Alors, on peut aussi s’interroger si ce n’était pas finalement la meilleure chose qui puisse arriver à ce pays du Sahel et à toute la sous-région ? En tout cas, cela va permettre de débarrasser le Niger d’un soudard dont la moindre déclaration rappelle le « sergent-chef-vingt-ans de service » de la coloniale.

Grossier, autoritaire, obsédé par l’uniforme et le pouvoir personnel, Abdourahame Tiani est une caricature. Il s’accroche au pouvoir par la terreur et la propagande. Sous sa coupe, le pays s’enfonce. L’Alliance des États du Sahel (AES) qu’il a formée avec le Mali et le Burkina Faso n’est qu’une alliance de juntes fragiles, dépendantes de Moscou, incapables de juguler le terrorisme.

À preuve, les groupes jihadistes profitent de ce vide pour recruter taxer les pauvres populations civiles, contrôler des pans entiers du territoire. Cependant, la junte a ouvert ses frontières aux quatre vents, permettant à des combattants, des trafiquants de tout acabit et des migrants potentiellement radicalisés de remonter vers la Libye, puis vers l’Europe.

Dès lors, la menace n’est pas que régionale. Elle est africaine et internationale. En tolérant le passage de dangereux éléments à travers le Sahel, les putschistes de Niamey mettent en péril la sécurité du continent africain et, par ricochet, celle des autres pays de la Méditerranée. La vraie question est celle de la sécurité collective, de la stabilité régionale et de la lutte contre le terrorisme transnational. Les cris d’orfraie sur l’ingérence dans les affaires internes d’un pays souverain ne servent qu’à masquer une incapacité à gouverner, à protéger ses propres citoyens et à assurer la stabilité.

Ouvrir la voie à une transition plus crédible

À Paris et dans certaines capitales africaines, on nous opposera le droit international, le respect des frontières et le spectre du néocolonialisme. Mais de quel droit international parle-t-on ? Celui qui permet à des militaires félons de s’accrocher au pouvoir ou celui qui laisse des milliers de civils mourir sous les balles des jihadistes pendant qu’Abdourahamane Tiani parade en treillis ?

En vérité, quand un régime menace explicitement de « guerre », quand il ouvre ses portes aux mercenaires, quand il instrumentalise la misère de son peuple contre l’ancienne puissance coloniale, la passivité devient une complicité. Face à un régime qui met en danger la stabilité de toute la région et, indirectement de l’Europe, l’inaction serait irresponsable. D’autant que le chef de la junte et ses acolytes jouent avec le feu, croyant naïvement que la rhétorique anti-française suffira à légitimer leur pouvoir.

Même limitée, une intervention française sur place pourrait ouvrir la voie à un retour à la légalité constitutionnelle, à une transition crédible et à une coopération renouvelée avec les autres pays. La France a les moyens de mener une opération chirurgicale, comme elle l’a fait ailleurs.

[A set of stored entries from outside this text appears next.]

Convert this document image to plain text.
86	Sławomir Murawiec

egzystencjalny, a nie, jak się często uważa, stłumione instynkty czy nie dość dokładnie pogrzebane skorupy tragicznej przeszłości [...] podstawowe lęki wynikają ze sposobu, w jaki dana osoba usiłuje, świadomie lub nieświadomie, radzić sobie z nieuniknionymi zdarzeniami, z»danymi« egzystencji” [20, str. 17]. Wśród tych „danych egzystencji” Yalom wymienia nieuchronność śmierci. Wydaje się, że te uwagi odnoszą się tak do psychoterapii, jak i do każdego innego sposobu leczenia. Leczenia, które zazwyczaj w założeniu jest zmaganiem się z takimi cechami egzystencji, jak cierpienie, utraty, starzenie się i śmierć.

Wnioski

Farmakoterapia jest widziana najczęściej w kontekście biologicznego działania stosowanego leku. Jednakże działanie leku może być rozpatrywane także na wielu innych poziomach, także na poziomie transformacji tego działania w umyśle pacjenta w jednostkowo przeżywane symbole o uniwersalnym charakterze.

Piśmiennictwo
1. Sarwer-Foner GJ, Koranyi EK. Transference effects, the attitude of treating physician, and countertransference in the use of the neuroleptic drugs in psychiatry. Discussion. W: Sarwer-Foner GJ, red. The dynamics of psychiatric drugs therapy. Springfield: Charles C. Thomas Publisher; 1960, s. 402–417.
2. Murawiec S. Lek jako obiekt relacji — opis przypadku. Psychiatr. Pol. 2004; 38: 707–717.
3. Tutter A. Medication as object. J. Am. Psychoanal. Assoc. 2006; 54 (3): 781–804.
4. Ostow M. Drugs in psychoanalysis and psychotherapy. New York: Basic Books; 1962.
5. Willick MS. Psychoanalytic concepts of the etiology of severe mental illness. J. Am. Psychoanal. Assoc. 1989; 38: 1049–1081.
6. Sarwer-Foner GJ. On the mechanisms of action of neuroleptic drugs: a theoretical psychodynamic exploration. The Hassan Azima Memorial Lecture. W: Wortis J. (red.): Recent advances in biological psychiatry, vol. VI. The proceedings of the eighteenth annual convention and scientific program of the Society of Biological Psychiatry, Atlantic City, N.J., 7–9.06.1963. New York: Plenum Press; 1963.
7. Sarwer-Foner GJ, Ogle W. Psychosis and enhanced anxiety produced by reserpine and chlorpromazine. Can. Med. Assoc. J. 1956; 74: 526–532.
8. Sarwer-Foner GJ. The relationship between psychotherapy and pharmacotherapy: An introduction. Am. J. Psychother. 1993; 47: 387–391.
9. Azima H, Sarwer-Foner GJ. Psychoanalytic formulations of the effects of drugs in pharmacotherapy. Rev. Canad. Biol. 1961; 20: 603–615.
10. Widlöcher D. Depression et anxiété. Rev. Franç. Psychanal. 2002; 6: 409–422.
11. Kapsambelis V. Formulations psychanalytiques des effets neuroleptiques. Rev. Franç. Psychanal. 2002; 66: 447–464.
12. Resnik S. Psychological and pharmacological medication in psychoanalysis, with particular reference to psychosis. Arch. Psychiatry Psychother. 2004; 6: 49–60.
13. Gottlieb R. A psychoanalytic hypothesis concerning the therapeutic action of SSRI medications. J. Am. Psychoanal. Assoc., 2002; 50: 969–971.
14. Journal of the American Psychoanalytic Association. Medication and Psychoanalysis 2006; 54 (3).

Surtout qu’Abdourahamane Tiani n’est pas un vrai chef d’État élu démocratiquement mais un vulgaire putschiste. Ses rodomontades ne sont que des cris d’un homme acculé, qui voit son pouvoir s’effriter. Si la France décidait, pour une fois, de répondre à ses provocations, le Niger pourrait enfin respirer. La sous-région aussi. Dans leur immense majorité, les Nigériens, eux, aspirent à la paix, à la sécurité, au développement.